Women are especially sensitive, I see, to the idea of a woman being swallowed up by a man's life and insensitivity. Many, I know, have experienced that. It will not happen to Maria. The book tour has given us a powerful experience to share and the work she has done to make sure her own creative life as an artist – so different from my life as a writer, and yet so similiar – make me appreciate her all the more. I love her for many reasons, but one of them is her creativity. She is an artist through and through, and I don't think anything could threaten that again.

Inside the book tour: Something building

Joseph Beth

Cincinnati, Ohio – Back online. On a book tour, technical challenges every day. Something is different about this book tour. Bigger crowds, more enthusiastic, people coming from greater distances, buying more books. Maria is with me, and that's different, and Izzy is with me and that's different. I guess the biggest change – noticed by many of the people who come, some who have seen me before, is that I am different.
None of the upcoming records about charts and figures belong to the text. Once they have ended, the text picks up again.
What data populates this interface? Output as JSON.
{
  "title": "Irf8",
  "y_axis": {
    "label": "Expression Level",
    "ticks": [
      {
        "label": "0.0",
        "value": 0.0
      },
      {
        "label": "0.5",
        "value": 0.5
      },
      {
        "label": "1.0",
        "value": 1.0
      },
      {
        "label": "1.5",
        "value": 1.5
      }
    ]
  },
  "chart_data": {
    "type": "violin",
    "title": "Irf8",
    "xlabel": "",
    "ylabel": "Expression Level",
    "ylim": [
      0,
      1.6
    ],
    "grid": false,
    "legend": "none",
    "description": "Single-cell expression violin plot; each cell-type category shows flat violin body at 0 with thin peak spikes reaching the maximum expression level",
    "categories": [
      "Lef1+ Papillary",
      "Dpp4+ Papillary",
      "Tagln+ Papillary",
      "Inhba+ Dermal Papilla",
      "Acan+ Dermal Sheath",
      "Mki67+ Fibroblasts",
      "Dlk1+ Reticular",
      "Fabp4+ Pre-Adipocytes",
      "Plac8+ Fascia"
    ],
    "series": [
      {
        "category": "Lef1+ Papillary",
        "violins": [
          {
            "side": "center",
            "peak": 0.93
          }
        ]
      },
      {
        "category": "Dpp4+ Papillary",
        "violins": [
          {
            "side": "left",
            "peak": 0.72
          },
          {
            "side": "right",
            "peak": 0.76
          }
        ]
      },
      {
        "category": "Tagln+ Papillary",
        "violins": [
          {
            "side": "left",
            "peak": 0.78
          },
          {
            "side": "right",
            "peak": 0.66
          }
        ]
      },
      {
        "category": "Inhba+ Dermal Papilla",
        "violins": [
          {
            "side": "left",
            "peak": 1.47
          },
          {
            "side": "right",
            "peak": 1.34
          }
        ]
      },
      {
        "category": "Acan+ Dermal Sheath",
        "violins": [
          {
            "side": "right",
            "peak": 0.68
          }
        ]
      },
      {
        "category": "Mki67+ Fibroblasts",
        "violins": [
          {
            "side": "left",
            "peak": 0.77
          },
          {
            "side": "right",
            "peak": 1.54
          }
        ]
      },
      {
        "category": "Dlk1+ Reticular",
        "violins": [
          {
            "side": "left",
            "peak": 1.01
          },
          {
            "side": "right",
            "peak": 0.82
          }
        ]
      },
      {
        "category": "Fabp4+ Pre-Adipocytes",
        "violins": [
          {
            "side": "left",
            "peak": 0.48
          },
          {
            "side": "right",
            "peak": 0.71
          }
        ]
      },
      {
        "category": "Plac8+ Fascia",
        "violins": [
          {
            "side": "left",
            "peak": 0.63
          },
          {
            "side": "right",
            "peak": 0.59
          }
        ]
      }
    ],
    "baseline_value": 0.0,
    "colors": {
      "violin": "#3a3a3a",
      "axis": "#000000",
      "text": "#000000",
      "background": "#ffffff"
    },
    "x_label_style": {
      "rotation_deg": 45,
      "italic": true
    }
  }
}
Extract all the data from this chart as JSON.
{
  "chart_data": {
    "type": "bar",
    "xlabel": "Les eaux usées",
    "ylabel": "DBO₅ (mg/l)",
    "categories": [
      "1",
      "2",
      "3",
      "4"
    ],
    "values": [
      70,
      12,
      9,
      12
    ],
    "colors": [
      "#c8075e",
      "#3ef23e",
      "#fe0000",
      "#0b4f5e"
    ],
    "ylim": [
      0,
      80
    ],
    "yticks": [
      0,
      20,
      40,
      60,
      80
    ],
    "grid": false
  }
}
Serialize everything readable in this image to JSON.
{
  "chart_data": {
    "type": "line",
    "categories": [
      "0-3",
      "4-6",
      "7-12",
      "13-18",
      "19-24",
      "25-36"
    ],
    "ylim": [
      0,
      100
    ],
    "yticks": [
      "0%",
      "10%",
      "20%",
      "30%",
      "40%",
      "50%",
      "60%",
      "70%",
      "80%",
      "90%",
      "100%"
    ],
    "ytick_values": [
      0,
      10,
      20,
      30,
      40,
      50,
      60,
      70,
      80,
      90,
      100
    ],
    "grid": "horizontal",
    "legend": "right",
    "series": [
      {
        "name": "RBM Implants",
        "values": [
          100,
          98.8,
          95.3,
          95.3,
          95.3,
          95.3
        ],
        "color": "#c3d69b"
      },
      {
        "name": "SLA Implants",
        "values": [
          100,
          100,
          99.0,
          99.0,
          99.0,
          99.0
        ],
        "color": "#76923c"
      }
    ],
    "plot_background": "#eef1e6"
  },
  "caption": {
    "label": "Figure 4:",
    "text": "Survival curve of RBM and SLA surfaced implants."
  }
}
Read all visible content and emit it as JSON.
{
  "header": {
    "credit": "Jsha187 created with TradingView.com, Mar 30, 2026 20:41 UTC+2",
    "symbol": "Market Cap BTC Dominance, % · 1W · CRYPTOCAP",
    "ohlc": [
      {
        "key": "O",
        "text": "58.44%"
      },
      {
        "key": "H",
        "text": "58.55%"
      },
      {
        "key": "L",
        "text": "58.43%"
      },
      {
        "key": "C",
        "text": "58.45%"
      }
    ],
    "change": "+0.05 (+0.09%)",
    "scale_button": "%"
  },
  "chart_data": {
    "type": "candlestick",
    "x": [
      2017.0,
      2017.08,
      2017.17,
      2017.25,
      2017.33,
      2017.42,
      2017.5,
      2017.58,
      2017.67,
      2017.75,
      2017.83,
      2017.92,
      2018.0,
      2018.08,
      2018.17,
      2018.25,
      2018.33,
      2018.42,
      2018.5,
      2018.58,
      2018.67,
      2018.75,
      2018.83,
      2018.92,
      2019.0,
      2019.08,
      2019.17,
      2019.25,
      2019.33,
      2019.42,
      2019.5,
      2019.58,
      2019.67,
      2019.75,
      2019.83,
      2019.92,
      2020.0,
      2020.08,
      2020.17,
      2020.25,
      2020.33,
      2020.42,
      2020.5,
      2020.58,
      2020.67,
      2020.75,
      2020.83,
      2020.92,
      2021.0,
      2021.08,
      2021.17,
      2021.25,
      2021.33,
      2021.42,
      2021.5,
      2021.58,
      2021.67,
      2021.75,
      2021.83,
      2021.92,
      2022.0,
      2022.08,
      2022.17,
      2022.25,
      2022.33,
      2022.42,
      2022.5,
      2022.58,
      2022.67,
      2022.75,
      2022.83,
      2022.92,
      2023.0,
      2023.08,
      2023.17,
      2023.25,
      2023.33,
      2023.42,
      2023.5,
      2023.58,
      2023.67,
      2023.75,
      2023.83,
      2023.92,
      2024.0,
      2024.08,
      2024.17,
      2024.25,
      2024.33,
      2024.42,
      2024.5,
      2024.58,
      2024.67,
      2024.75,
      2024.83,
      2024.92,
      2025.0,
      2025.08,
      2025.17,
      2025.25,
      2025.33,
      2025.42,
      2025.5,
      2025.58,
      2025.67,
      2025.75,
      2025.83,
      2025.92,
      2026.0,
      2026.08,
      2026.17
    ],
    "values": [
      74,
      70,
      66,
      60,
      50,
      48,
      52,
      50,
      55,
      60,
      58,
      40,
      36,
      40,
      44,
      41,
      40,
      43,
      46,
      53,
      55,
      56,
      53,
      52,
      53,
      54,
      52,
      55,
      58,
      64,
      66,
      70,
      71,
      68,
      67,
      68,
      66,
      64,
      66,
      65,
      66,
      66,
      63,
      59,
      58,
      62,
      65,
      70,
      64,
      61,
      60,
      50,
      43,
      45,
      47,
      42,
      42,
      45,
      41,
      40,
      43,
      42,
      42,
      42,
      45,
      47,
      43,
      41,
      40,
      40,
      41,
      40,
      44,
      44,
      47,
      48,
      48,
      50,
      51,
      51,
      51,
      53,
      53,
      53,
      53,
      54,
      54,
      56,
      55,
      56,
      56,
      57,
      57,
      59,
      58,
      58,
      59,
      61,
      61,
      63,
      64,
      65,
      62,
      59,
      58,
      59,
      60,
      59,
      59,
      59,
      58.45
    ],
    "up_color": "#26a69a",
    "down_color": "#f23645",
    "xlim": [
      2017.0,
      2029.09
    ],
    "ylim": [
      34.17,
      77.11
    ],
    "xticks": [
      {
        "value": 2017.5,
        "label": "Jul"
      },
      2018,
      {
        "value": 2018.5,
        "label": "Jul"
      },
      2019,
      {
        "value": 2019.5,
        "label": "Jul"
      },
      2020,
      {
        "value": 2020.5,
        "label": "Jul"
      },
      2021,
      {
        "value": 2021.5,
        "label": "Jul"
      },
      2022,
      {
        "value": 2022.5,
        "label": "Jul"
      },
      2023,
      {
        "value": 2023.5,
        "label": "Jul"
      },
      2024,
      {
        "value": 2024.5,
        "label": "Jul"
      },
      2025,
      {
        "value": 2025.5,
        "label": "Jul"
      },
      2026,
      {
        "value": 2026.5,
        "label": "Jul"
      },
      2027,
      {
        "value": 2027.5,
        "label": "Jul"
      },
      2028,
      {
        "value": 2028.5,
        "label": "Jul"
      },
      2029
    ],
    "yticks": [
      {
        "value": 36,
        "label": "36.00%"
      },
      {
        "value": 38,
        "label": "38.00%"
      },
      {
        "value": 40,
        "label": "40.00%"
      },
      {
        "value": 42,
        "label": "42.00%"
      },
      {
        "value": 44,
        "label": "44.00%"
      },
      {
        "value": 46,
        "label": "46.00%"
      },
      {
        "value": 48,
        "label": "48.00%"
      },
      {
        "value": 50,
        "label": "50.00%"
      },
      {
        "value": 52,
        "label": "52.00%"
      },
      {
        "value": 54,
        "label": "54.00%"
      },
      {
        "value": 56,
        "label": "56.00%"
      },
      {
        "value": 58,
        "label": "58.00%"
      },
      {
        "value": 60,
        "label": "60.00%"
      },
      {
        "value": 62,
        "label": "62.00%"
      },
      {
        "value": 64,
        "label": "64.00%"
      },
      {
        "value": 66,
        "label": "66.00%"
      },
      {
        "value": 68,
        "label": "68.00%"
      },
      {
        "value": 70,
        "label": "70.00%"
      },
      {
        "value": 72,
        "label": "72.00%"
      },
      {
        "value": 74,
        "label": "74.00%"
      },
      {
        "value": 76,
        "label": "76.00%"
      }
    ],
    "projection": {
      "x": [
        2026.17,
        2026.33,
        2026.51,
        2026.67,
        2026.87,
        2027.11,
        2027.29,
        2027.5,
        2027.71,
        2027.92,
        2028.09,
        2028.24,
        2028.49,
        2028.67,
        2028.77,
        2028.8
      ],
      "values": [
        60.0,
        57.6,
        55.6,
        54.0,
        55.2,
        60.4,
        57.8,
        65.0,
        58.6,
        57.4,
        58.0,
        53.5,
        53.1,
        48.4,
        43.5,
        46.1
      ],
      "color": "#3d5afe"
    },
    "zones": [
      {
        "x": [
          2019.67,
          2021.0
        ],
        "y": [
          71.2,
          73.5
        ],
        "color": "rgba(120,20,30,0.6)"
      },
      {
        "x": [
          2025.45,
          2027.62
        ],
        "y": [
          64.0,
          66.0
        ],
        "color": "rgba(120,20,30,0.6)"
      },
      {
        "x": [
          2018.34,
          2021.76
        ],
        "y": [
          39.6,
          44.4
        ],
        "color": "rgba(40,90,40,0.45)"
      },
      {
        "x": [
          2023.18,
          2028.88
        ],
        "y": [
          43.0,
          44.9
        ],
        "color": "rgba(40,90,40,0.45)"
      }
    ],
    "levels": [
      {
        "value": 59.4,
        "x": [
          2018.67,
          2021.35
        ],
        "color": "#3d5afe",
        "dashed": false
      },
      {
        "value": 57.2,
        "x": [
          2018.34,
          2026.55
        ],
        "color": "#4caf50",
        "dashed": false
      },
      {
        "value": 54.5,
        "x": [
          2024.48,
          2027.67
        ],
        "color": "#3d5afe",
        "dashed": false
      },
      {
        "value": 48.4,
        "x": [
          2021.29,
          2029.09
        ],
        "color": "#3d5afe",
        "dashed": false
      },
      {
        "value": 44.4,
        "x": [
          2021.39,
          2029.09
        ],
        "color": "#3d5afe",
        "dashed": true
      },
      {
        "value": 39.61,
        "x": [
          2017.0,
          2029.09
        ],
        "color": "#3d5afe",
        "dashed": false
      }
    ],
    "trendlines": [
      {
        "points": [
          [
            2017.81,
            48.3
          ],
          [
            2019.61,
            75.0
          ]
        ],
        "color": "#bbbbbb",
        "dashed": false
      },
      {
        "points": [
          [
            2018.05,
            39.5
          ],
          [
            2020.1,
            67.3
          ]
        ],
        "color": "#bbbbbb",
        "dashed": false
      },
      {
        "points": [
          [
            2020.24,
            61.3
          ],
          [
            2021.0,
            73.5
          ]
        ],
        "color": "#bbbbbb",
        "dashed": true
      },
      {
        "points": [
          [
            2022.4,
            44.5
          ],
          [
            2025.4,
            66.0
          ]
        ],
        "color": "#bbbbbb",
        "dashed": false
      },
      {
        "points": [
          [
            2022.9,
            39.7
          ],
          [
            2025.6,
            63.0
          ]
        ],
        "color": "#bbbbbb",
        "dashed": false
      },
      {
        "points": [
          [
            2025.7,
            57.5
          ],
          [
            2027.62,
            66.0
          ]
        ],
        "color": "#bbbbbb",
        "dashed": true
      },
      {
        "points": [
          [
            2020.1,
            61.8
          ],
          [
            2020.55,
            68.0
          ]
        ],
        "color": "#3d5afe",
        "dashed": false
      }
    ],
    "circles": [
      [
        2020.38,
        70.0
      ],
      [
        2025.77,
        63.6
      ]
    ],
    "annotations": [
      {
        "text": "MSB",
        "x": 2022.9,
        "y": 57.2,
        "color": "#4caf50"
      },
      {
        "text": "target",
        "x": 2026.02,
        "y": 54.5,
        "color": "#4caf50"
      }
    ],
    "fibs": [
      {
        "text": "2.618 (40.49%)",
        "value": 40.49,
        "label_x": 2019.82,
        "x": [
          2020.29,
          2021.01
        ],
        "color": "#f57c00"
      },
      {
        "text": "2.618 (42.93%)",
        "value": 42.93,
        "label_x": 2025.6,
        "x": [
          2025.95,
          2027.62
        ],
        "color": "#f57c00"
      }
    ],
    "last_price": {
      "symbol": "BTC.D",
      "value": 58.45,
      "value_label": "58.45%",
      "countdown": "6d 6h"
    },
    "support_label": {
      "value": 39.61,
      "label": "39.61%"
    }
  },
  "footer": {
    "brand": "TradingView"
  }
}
More relaxed, they say. Happier. Evolved. I have to digest this and absorb it. I am also getting a truly enormous response to the photography. Another thing that is different is Facebook, which has opened up a dialogue with readers that has brought many more people, and engaged them in my work. The people are by no means uncritical. Many like my work, but have penetrating and thoughtful and challenging questions about it. Still, there is a good feeling. I have been on a lot of book tours, and this one is different. The tour seems to be building as I move through it, as people have read the novel and connected with it, and have thoughts and questions about it.

Fewer questions about dogs, more about writing, which I appreciate. People ask me if I want to write about dogs in need of rescue.I say no. People ask me if I want to write about how dogs grieve for people and one another. No, not much. There is enormous interest in my book in animal grieving "Going Home: Finding Peace When Animals Die." That is coming out next year. Bookstore event managers are asking me back.

I am very happy to report that the mood in bookstores is very different than last year. Borders stores in particular say sales are up an morale is high. There is much talk about e-books but the bookstores see booming new niche markets, not an obliteration of paper books. Older people, military people, genre readers, young adults are natural e-book readers. But th bookstores I am visiting are busy, engaged, creative. There is tremendous interest in my book tour and the different ways I am using technology to bring people to events and to engage readers in different kinds of conversations. I a loving this book tour, as is obvious. And we are selling lots of Family Farm notecards. Eager to get to some small libraries and continue the conversation.

Perhaps the biggest change for me is Maria, who I introduce as my former girlfriend (I love saying that). I have never shared a book tour with a dog and someone I love before and perhaps that makes it the most wonderful book tour of all. On to Kentucky.